California Agricultural Land Values Outlook 2016
California agricultural land values have had an impressive run, especially in recent years. Due to a limited supply, increasing global demand for specialty crops, and an ongoing desire for continued expansion by established producers, the historical upward trend in land values will remain intact over the longer-term. In the short term however, Rabobank’s land value models project a drop in per acre economic values of agricultural land in 2016, followed by a continued but more moderate decline in 2017, for most cropland in most regions.
Download the full report
California agricultural land values have continued to rise over time. California’s climate and relative adequate availability of surface water and groundwater have made it the most productive agricultural state in the US for many years, and allowed it to become one of the world’s most critical production regions for high-value specialty crops. Exceptionally strong prices for specific specialty crops have led to rapidly increasing profitability and rising land values.

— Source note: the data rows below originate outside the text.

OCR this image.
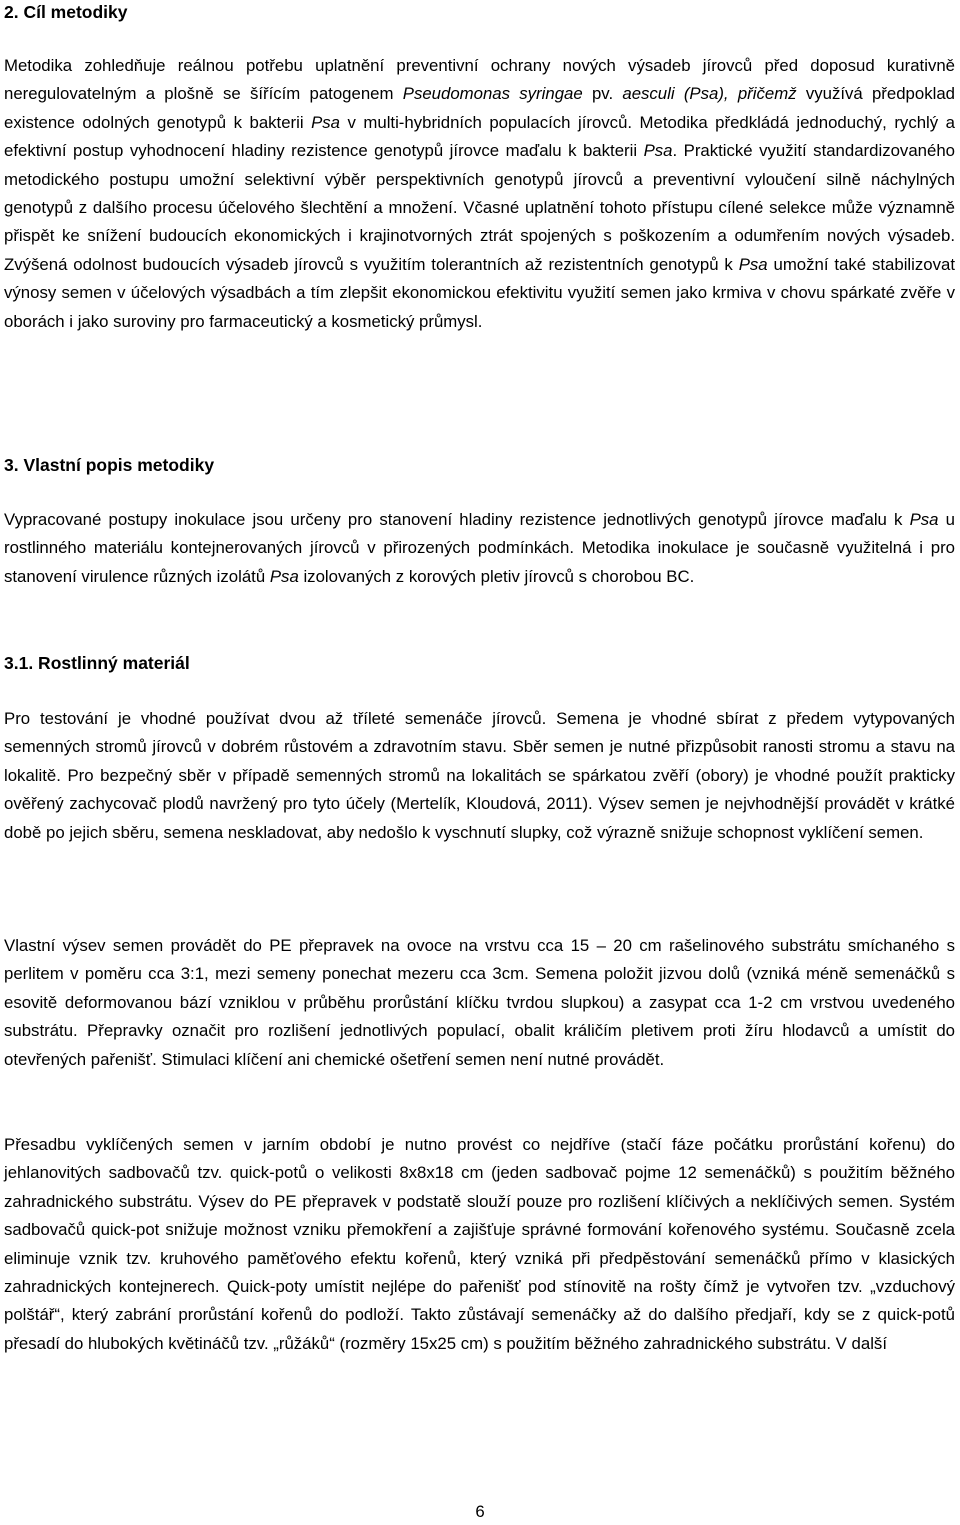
2. Cíl metodiky
Metodika zohledňuje reálnou potřebu uplatnění preventivní ochrany nových výsadeb jírovců před doposud kurativně neregulovatelným a plošně se šířícím patogenem Pseudomonas syringae pv. aesculi (Psa), přičemž využívá předpoklad existence odolných genotypů k bakterii Psa v multi-hybridních populacích jírovců. Metodika předkládá jednoduchý, rychlý a efektivní postup vyhodnocení hladiny rezistence genotypů jírovce maďalu k bakterii Psa. Praktické využití standardizovaného metodického postupu umožní selektivní výběr perspektivních genotypů jírovců a preventivní vyloučení silně náchylných genotypů z dalšího procesu účelového šlechtění a množení. Včasné uplatnění tohoto přístupu cílené selekce může významně přispět ke snížení budoucích ekonomických i krajinotvorných ztrát spojených s poškozením a odumřením nových výsadeb. Zvýšená odolnost budoucích výsadeb jírovců s využitím tolerantních až rezistentních genotypů k Psa umožní také stabilizovat výnosy semen v účelových výsadbách a tím zlepšit ekonomickou efektivitu využití semen jako krmiva v chovu spárkaté zvěře v oborách i jako suroviny pro farmaceutický a kosmetický průmysl.
3. Vlastní popis metodiky
Vypracované postupy inokulace jsou určeny pro stanovení hladiny rezistence jednotlivých genotypů jírovce maďalu k Psa u rostlinného materiálu kontejnerovaných jírovců v přirozených podmínkách. Metodika inokulace je současně využitelná i pro stanovení virulence různých izolátů Psa izolovaných z korových pletiv jírovců s chorobou BC.
3.1. Rostlinný materiál
Pro testování je vhodné používat dvou až tříleté semenáče jírovců. Semena je vhodné sbírat z předem vytypovaných semenných stromů jírovců v dobrém růstovém a zdravotním stavu. Sběr semen je nutné přizpůsobit ranosti stromu a stavu na lokalitě. Pro bezpečný sběr v případě semenných stromů na lokalitách se spárkatou zvěří (obory) je vhodné použít prakticky ověřený zachycovač plodů navržený pro tyto účely (Mertelík, Kloudová, 2011). Výsev semen je nejvhodnější provádět v krátké době po jejich sběru, semena neskladovat, aby nedošlo k vyschnutí slupky, což výrazně snižuje schopnost vyklíčení semen.
Vlastní výsev semen provádět do PE přepravek na ovoce na vrstvu cca 15 – 20 cm rašelinového substrátu smíchaného s perlitem v poměru cca 3:1, mezi semeny ponechat mezeru cca 3cm. Semena položit jizvou dolů (vzniká méně semenáčků s esovitě deformovanou bází vzniklou v průběhu prorůstání klíčku tvrdou slupkou) a zasypat cca 1-2 cm vrstvou uvedeného substrátu. Přepravky označit pro rozlišení jednotlivých populací, obalit králičím pletivem proti žíru hlodavců a umístit do otevřených pařenišť. Stimulaci klíčení ani chemické ošetření semen není nutné provádět.
Přesadbu vyklíčených semen v jarním období je nutno provést co nejdříve (stačí fáze počátku prorůstání kořenu) do jehlanovitých sadbovačů tzv. quick-potů o velikosti 8x8x18 cm (jeden sadbovač pojme 12 semenáčků) s použitím běžného zahradnického substrátu. Výsev do PE přepravek v podstatě slouží pouze pro rozlišení klíčivých a neklíčivých semen. Systém sadbovačů quick-pot snižuje možnost vzniku přemokření a zajišťuje správné formování kořenového systému. Současně zcela eliminuje vznik tzv. kruhového paměťového efektu kořenů, který vzniká při předpěstování semenáčků přímo v klasických zahradnických kontejnerech. Quick-poty umístit nejlépe do pařenišť pod stínovitě na rošty čímž je vytvořen tzv. „vzduchový polštář“, který zabrání prorůstání kořenů do podloží. Takto zůstávají semenáčky až do dalšího předjaří, kdy se z quick-potů přesadí do hlubokých květináčů tzv. „růžáků“ (rozměry 15x25 cm) s použitím běžného zahradnického substrátu. V další
6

At the same time, low interest rates and relatively high credit availability (competitive lending environment) have recently contributed to the rise in land prices.
Driven largely by high tree nut prices in the Central Valley, relatively inexpensive surface water in the Imperial Valley, and tight supplies in general, traditional agricultural producers and institutional investors have been willing to pay more for agricultural land. But with tree nut prices falling rapidly, some, albeit minimal, drought relief, and a doubling or even tripling in land prices, it should not be surprising that land values would give some of their gains back in the short-run. Even in an environment of increasing global demand for specialty crops, California producers have shown the ability to rapidly overdo the short-run supply-response, which results in lower crop prices.
What will the short term bring?
A significant decline in land values during 2016 and 2017, for some crops in some areas, is due to bring them back to 2013-14 levels in most cases. Vineyard property values on the North Coast and Central Coast regions will hold in 2016, and experience modest appreciation in 2017. Central Coast vegetable and berry land values continue their more modest, but more consistent, long-term upward trend in 2016-17. Growers who have taken on less debt for real estate acquisitions, and have not negotiated unsustainable lease rates on marginal yielding properties, find themselves in a more sustainable situation than others.